The late Robbie Jansen was an alto-saxophonist and flautist who expertly overlayed jazz instrumentals with funky sounds. This South African jazz musician, composer and arranger was known for his unique mix of Cape Malay Goema and traditional African rhythms.
Born on 5th August 1949, in Cape Town, Jansen’s first instruments were the concertina and mouth organ. The first music he played was inspired by British pop, but after a trip to London, he was exposed to black jazz music from America and decided to learn a brass instrument. He became a self-taught alto-saxophonist and went on to play with the band Pacific Express in the 1970’s, with whom he toured America and Europe.
Jansen’s solo career kicked off when he collaborated with fellow musicians Basil Coetzee and Abdullah Ibrahim to record ‘Mannenberg’. He then became a prominent figure in the Cape Jazz community, developing a unique sound with influences from traditional Malay, Salsa and American Jazz.
His brand of ‘goema’ jazz soon became popular amongst Cape jazz fans. ‘Goema’ music is defined as a traditional Cape coloured music genre, which combines ‘carnival’, lively sounds and Cape Malay instrumentals. In 1977, Jansen became more actively involved in the community and started an arts centre called The Community Arts Project with fellow musicians Errol Dyers and Basil Coetzee in Cape Town.
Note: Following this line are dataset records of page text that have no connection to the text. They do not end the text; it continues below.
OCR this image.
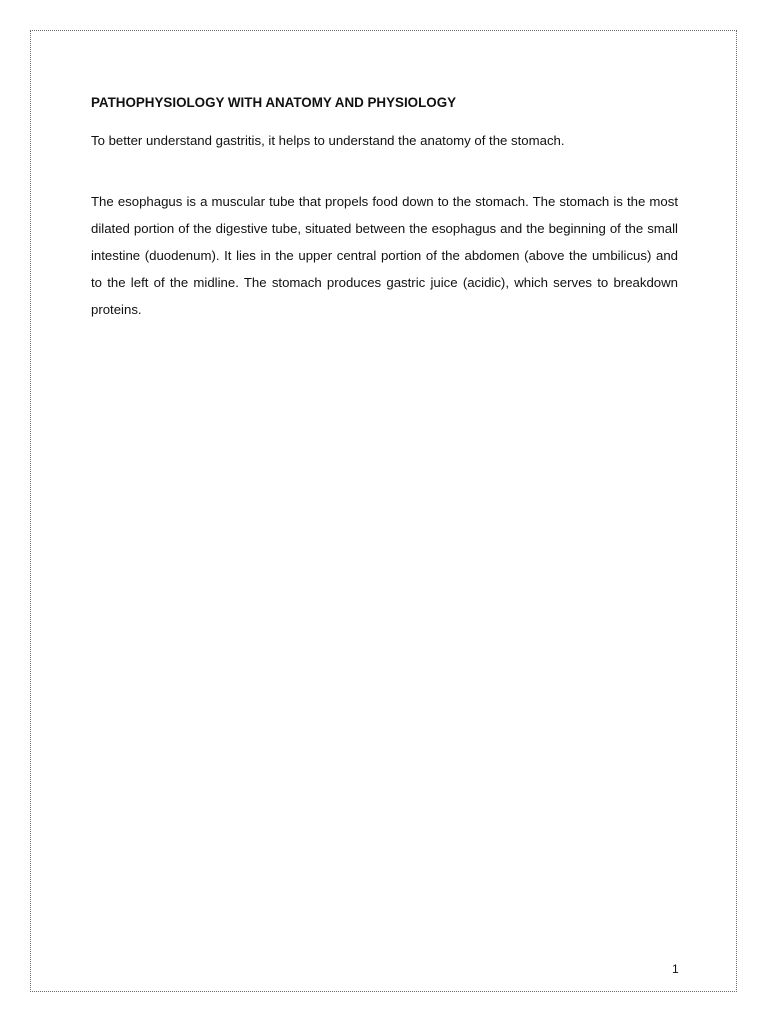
PATHOPHYSIOLOGY WITH ANATOMY AND PHYSIOLOGY

To better understand gastritis, it helps to understand the anatomy of the stomach.

The esophagus is a muscular tube that propels food down to the stomach. The stomach is the most dilated portion of the digestive tube, situated between the esophagus and the beginning of the small intestine (duodenum). It lies in the upper central portion of the abdomen (above the umbilicus) and to the left of the midline. The stomach produces gastric juice (acidic), which serves to breakdown proteins.

1
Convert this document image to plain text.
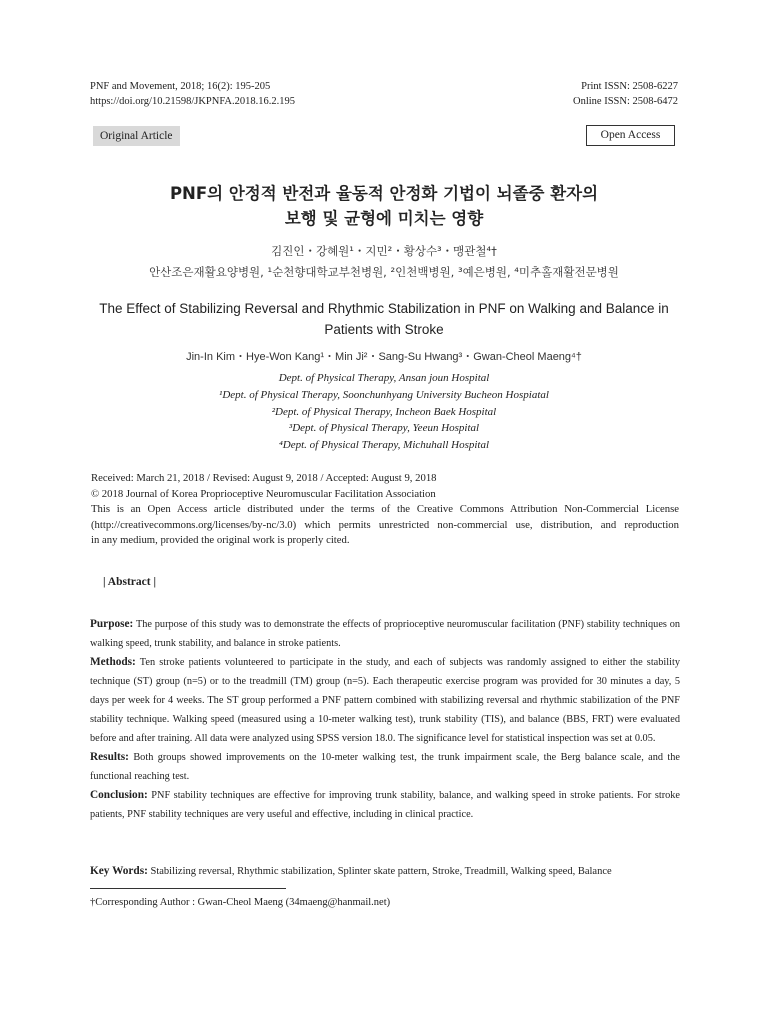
PNF and Movement, 2018; 16(2): 195-205	Print ISSN: 2508-6227
https://doi.org/10.21598/JKPNFA.2018.16.2.195	Online ISSN: 2508-6472
Original Article	Open Access
PNF의 안정적 반전과 율동적 안정화 기법이 뇌졸중 환자의
보행 및 균형에 미치는 영향
김진인・강혜원¹・지민²・황상수³・맹관철⁴†
안산조은재활요양병원, ¹순천향대학교부천병원, ²인천백병원, ³예은병원, ⁴미추홀재활전문병원
The Effect of Stabilizing Reversal and Rhythmic Stabilization in PNF on Walking and Balance in
Patients with Stroke
Jin-In Kim・Hye-Won Kang¹・Min Ji²・Sang-Su Hwang³・Gwan-Cheol Maeng⁴†
Dept. of Physical Therapy, Ansan joun Hospital
¹Dept. of Physical Therapy, Soonchunhyang University Bucheon Hospiatal
²Dept. of Physical Therapy, Incheon Baek Hospital
³Dept. of Physical Therapy, Yeeun Hospital
⁴Dept. of Physical Therapy, Michuhall Hospital
Received: March 21, 2018 / Revised: August 9, 2018 / Accepted: August 9, 2018
© 2018 Journal of Korea Proprioceptive Neuromuscular Facilitation Association
This is an Open Access article distributed under the terms of the Creative Commons Attribution Non-Commercial License
(http://creativecommons.org/licenses/by-nc/3.0) which permits unrestricted non-commercial use, distribution, and reproduction
in any medium, provided the original work is properly cited.
| Abstract |

Purpose: The purpose of this study was to demonstrate the effects of proprioceptive neuromuscular facilitation (PNF) stability techniques on walking speed, trunk stability, and balance in stroke patients.

Methods: Ten stroke patients volunteered to participate in the study, and each of subjects was randomly assigned to either the stability technique (ST) group (n=5) or to the treadmill (TM) group (n=5). Each therapeutic exercise program was provided for 30 minutes a day, 5 days per week for 4 weeks. The ST group performed a PNF pattern combined with stabilizing reversal and rhythmic stabilization of the PNF stability technique. Walking speed (measured using a 10-meter walking test), trunk stability (TIS), and balance (BBS, FRT) were evaluated before and after training. All data were analyzed using SPSS version 18.0. The significance level for statistical inspection was set at 0.05.

Results: Both groups showed improvements on the 10-meter walking test, the trunk impairment scale, the Berg balance scale, and the functional reaching test.

Conclusion: PNF stability techniques are effective for improving trunk stability, balance, and walking speed in stroke patients. For stroke patients, PNF stability techniques are very useful and effective, including in clinical practice.

Key Words: Stabilizing reversal, Rhythmic stabilization, Splinter skate pattern, Stroke, Treadmill, Walking speed, Balance
†Corresponding Author : Gwan-Cheol Maeng (34maeng@hanmail.net)
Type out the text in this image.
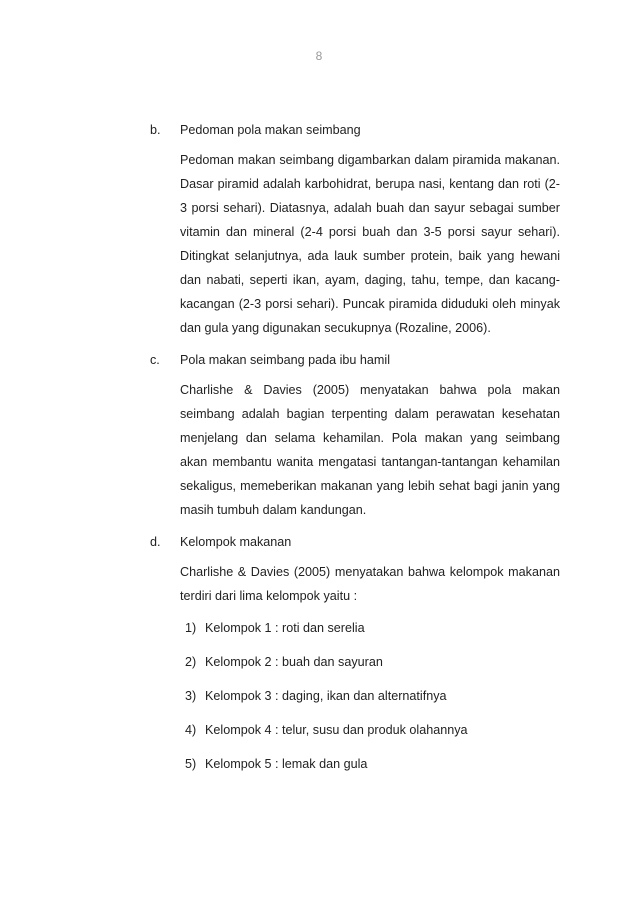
8
b.	Pedoman pola makan seimbang

Pedoman makan seimbang digambarkan dalam piramida makanan. Dasar piramid adalah karbohidrat, berupa nasi, kentang dan roti (2-3 porsi sehari). Diatasnya, adalah buah dan sayur sebagai sumber vitamin dan mineral (2-4 porsi buah dan 3-5 porsi sayur sehari). Ditingkat selanjutnya, ada lauk sumber protein, baik yang hewani dan nabati, seperti ikan, ayam, daging, tahu, tempe, dan kacang-kacangan (2-3 porsi sehari). Puncak piramida diduduki oleh minyak dan gula yang digunakan secukupnya (Rozaline, 2006).

c.	Pola makan seimbang pada ibu hamil

Charlishe & Davies (2005) menyatakan bahwa pola makan seimbang adalah bagian terpenting dalam perawatan kesehatan menjelang dan selama kehamilan. Pola makan yang seimbang akan membantu wanita mengatasi tantangan-tantangan kehamilan sekaligus, memeberikan makanan yang lebih sehat bagi janin yang masih tumbuh dalam kandungan.

d.	Kelompok makanan

Charlishe & Davies (2005) menyatakan bahwa kelompok makanan terdiri dari lima kelompok yaitu :

1) Kelompok 1 : roti dan serelia
2) Kelompok 2 : buah dan sayuran
3) Kelompok 3 : daging, ikan dan alternatifnya
4) Kelompok 4 : telur, susu dan produk olahannya
5) Kelompok 5 : lemak dan gula
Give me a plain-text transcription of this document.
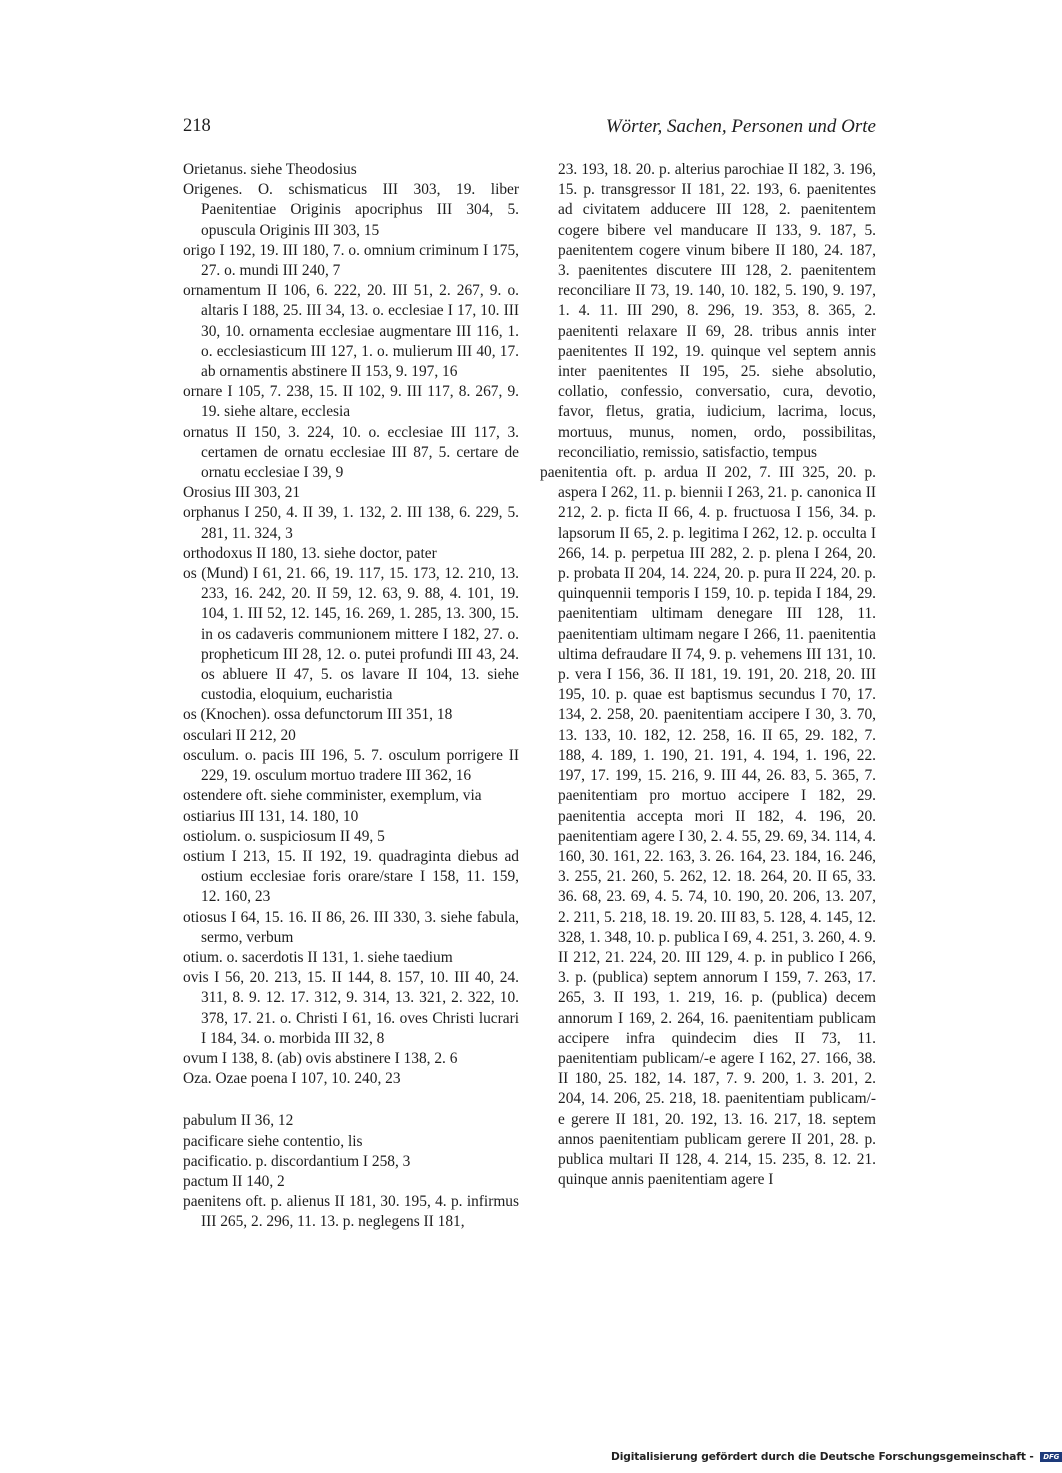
218	Wörter, Sachen, Personen und Orte
Orietanus. siehe Theodosius
Origenes. O. schismaticus III 303, 19. liber Paenitentiae Originis apocriphus III 304, 5. opuscula Originis III 303, 15
origo I 192, 19. III 180, 7. o. omnium criminum I 175, 27. o. mundi III 240, 7
ornamentum II 106, 6. 222, 20. III 51, 2. 267, 9. o. altaris I 188, 25. III 34, 13. o. ecclesiae I 17, 10. III 30, 10. ornamenta ecclesiae augmentare III 116, 1. o. ecclesiasticum III 127, 1. o. mulierum III 40, 17. ab ornamentis abstinere II 153, 9. 197, 16
ornare I 105, 7. 238, 15. II 102, 9. III 117, 8. 267, 9. 19. siehe altare, ecclesia
ornatus II 150, 3. 224, 10. o. ecclesiae III 117, 3. certamen de ornatu ecclesiae III 87, 5. certare de ornatu ecclesiae I 39, 9
Orosius III 303, 21
orphanus I 250, 4. II 39, 1. 132, 2. III 138, 6. 229, 5. 281, 11. 324, 3
orthodoxus II 180, 13. siehe doctor, pater
os (Mund) I 61, 21. 66, 19. 117, 15. 173, 12. 210, 13. 233, 16. 242, 20. II 59, 12. 63, 9. 88, 4. 101, 19. 104, 1. III 52, 12. 145, 16. 269, 1. 285, 13. 300, 15. in os cadaveris communionem mittere I 182, 27. o. propheticum III 28, 12. o. putei profundi III 43, 24. os abluere II 47, 5. os lavare II 104, 13. siehe custodia, eloquium, eucharistia
os (Knochen). ossa defunctorum III 351, 18
osculari II 212, 20
osculum. o. pacis III 196, 5. 7. osculum porrigere II 229, 19. osculum mortuo tradere III 362, 16
ostendere oft. siehe comminister, exemplum, via
ostiarius III 131, 14. 180, 10
ostiolum. o. suspiciosum II 49, 5
ostium I 213, 15. II 192, 19. quadraginta diebus ad ostium ecclesiae foris orare/stare I 158, 11. 159, 12. 160, 23
otiosus I 64, 15. 16. II 86, 26. III 330, 3. siehe fabula, sermo, verbum
otium. o. sacerdotis II 131, 1. siehe taedium
ovis I 56, 20. 213, 15. II 144, 8. 157, 10. III 40, 24. 311, 8. 9. 12. 17. 312, 9. 314, 13. 321, 2. 322, 10. 378, 17. 21. o. Christi I 61, 16. oves Christi lucrari I 184, 34. o. morbida III 32, 8
ovum I 138, 8. (ab) ovis abstinere I 138, 2. 6
Oza. Ozae poena I 107, 10. 240, 23
pabulum II 36, 12
pacificare siehe contentio, lis
pacificatio. p. discordantium I 258, 3
pactum II 140, 2
paenitens oft. p. alienus II 181, 30. 195, 4. p. infirmus III 265, 2. 296, 11. 13. p. neglegens II 181,
23. 193, 18. 20. p. alterius parochiae II 182, 3. 196, 15. p. transgressor II 181, 22. 193, 6. paenitentes ad civitatem adducere III 128, 2. paenitentem cogere bibere vel manducare II 133, 9. 187, 5. paenitentem cogere vinum bibere II 180, 24. 187, 3. paenitentes discutere III 128, 2. paenitentem reconciliare II 73, 19. 140, 10. 182, 5. 190, 9. 197, 1. 4. 11. III 290, 8. 296, 19. 353, 8. 365, 2. paenitenti relaxare II 69, 28. tribus annis inter paenitentes II 192, 19. quinque vel septem annis inter paenitentes II 195, 25. siehe absolutio, collatio, confessio, conversatio, cura, devotio, favor, fletus, gratia, iudicium, lacrima, locus, mortuus, munus, nomen, ordo, possibilitas, reconciliatio, remissio, satisfactio, tempus
paenitentia oft. p. ardua II 202, 7. III 325, 20. p. aspera I 262, 11. p. biennii I 263, 21. p. canonica II 212, 2. p. ficta II 66, 4. p. fructuosa I 156, 34. p. lapsorum II 65, 2. p. legitima I 262, 12. p. occulta I 266, 14. p. perpetua III 282, 2. p. plena I 264, 20. p. probata II 204, 14. 224, 20. p. pura II 224, 20. p. quinquennii temporis I 159, 10. p. tepida I 184, 29. paenitentiam ultimam denegare III 128, 11. paenitentiam ultimam negare I 266, 11. paenitentia ultima defraudare II 74, 9. p. vehemens III 131, 10. p. vera I 156, 36. II 181, 19. 191, 20. 218, 20. III 195, 10. p. quae est baptismus secundus I 70, 17. 134, 2. 258, 20. paenitentiam accipere I 30, 3. 70, 13. 133, 10. 182, 12. 258, 16. II 65, 29. 182, 7. 188, 4. 189, 1. 190, 21. 191, 4. 194, 1. 196, 22. 197, 17. 199, 15. 216, 9. III 44, 26. 83, 5. 365, 7. paenitentiam pro mortuo accipere I 182, 29. paenitentia accepta mori II 182, 4. 196, 20. paenitentiam agere I 30, 2. 4. 55, 29. 69, 34. 114, 4. 160, 30. 161, 22. 163, 3. 26. 164, 23. 184, 16. 246, 3. 255, 21. 260, 5. 262, 12. 18. 264, 20. II 65, 33. 36. 68, 23. 69, 4. 5. 74, 10. 190, 20. 206, 13. 207, 2. 211, 5. 218, 18. 19. 20. III 83, 5. 128, 4. 145, 12. 328, 1. 348, 10. p. publica I 69, 4. 251, 3. 260, 4. 9. II 212, 21. 224, 20. III 129, 4. p. in publico I 266, 3. p. (publica) septem annorum I 159, 7. 263, 17. 265, 3. II 193, 1. 219, 16. p. (publica) decem annorum I 169, 2. 264, 16. paenitentiam publicam accipere infra quindecim dies II 73, 11. paenitentiam publicam/-e agere I 162, 27. 166, 38. II 180, 25. 182, 14. 187, 7. 9. 200, 1. 3. 201, 2. 204, 14. 206, 25. 218, 18. paenitentiam publicam/-e gerere II 181, 20. 192, 13. 16. 217, 18. septem annos paenitentiam publicam gerere II 201, 28. p. publica multari II 128, 4. 214, 15. 235, 8. 12. 21. quinque annis paenitentiam agere I
Digitalisierung gefördert durch die Deutsche Forschungsgemeinschaft - DFG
Throughout the 1980’s, Jansen performed with various notable musicians. He played on stage with Johnny Clegg and Sipho Mchunu’s band Juluka, as well as the Genuines and The Roberts. Jansen was a fearless anti-apartheid activist and recorded the stuggle album ‘Sabenza’ with fellow activist musicians. He was an prominent performer at anti-apartheid gatherings and events. In 1989, Jansen released his debut solo album ‘Vastrap Island’.
His second solo album, ‘The Cape Doctor’, was released in 2000. Jansen was an expert composer and arranger, often composing songs for other musicians. In 2007, Jansen could no longer travel long distances due to health complications. After he was released from the hospital, he continued to perform until his death in 2010.
Jansen was loved and respected by his fellow jazz musicians and is known as a pioneer of Cape Jazz, bringing new life to local jazz with distinctive sounds.